The Ethereum Foundation (EF) has announced a comprehensive reorganization that includes a 40% reduction in its 2026 budget and a 20% cut to its workforce, signaling a shift toward a leaner, endowment-style operational model for the blockchain ecosystem. This transition aims to secure the foundation’s long-term financial viability for investors, developers, and stakeholders who rely on the network's stability.
The Ethereum Foundation is implementing a fiscal strategy to lower its annual operating expenditures from approximately 15% of its treasury assets to a target of 5% by the year 2030. According to The Defiant, this "glide path" was codified in the foundation’s Treasury Management Policy published in June 2025, which mandated a linear reduction in spending over a five-year period. By adopting this endowment-based approach, the organization intends to ensure that it can continue supporting the Ethereum protocol through extended market downturns without relying on frequent token sales.
The foundation has officially reduced its workforce by 20%, resulting in the departure of 54 employees. This downsizing was finalized on June 23, 2026, and follows the resignation of co-Executive Director Hsiao-Wei Wang earlier this month. As reported by CoinMarketCap Academy, this departure marks the ninth exit of a senior figure from the organization since January 2026, underscoring a significant period of internal leadership turnover.
Under the new restructuring, the foundation has reorganized its internal operations into five distinct clusters, including the protocol layer, access layer, user layer, community layer, and institutional layer. As noted by The Defiant, the Privacy and Scaling Explorations (PSE) unit is being disbanded as part of this effort, and future Devcon conferences will be smaller and less costly to operate. Furthermore, the organization is shifting toward specialized client teams that will leverage AI-assisted formal verification to maintain the network.
Ethereum co-founder Vitalik Buterin has expressed a long-term preference for a "lean-and-done" future for the protocol once its current development roadmap is finalized.
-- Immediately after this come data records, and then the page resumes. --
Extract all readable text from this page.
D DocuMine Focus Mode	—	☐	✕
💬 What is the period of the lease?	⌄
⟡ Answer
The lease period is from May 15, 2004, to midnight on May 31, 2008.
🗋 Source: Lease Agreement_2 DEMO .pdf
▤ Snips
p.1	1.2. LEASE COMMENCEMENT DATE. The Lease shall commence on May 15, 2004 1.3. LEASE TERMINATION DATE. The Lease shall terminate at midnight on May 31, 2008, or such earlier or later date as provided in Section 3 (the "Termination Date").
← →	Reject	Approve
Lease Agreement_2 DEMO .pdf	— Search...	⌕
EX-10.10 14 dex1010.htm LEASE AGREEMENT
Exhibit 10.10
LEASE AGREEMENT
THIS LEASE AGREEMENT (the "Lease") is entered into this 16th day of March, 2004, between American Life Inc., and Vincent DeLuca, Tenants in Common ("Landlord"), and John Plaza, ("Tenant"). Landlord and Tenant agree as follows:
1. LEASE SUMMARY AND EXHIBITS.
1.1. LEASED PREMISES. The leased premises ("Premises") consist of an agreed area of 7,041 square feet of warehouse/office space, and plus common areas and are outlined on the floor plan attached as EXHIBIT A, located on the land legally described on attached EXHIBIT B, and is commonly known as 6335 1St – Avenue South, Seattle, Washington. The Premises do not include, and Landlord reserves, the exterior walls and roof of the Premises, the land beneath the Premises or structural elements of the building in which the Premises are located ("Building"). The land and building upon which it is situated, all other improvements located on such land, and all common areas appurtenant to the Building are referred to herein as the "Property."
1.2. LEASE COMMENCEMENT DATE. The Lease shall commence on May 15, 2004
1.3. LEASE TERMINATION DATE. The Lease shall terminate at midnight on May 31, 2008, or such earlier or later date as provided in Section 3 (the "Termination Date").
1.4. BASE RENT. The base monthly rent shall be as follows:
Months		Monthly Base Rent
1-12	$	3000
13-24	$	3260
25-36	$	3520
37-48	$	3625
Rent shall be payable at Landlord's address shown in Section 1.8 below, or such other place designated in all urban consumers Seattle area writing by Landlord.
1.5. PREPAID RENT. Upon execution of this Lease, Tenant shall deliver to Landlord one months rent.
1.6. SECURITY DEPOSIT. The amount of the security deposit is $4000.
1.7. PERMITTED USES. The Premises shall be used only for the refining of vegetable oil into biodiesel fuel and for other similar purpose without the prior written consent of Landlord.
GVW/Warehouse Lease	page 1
Once these primary milestones are achieved, the foundation plans to shift its focus primarily toward essential security fixes and high-impact upgrades. According to KuCoin News, this strategy aims to impose higher barriers for new feature additions, effectively moving toward a more minimalist development model.
These structural changes arrive as the Ethereum ecosystem faces increased pressure to maintain its competitive standing against rival blockchain networks. Despite the significant organizational reduction, Buterin emphasized that these were difficult decisions involving the loss of experienced engineers. As reported by The Defiant, the foundation is working to ensure that some departing members may continue to support the broader Ethereum ecosystem through independent, external efforts.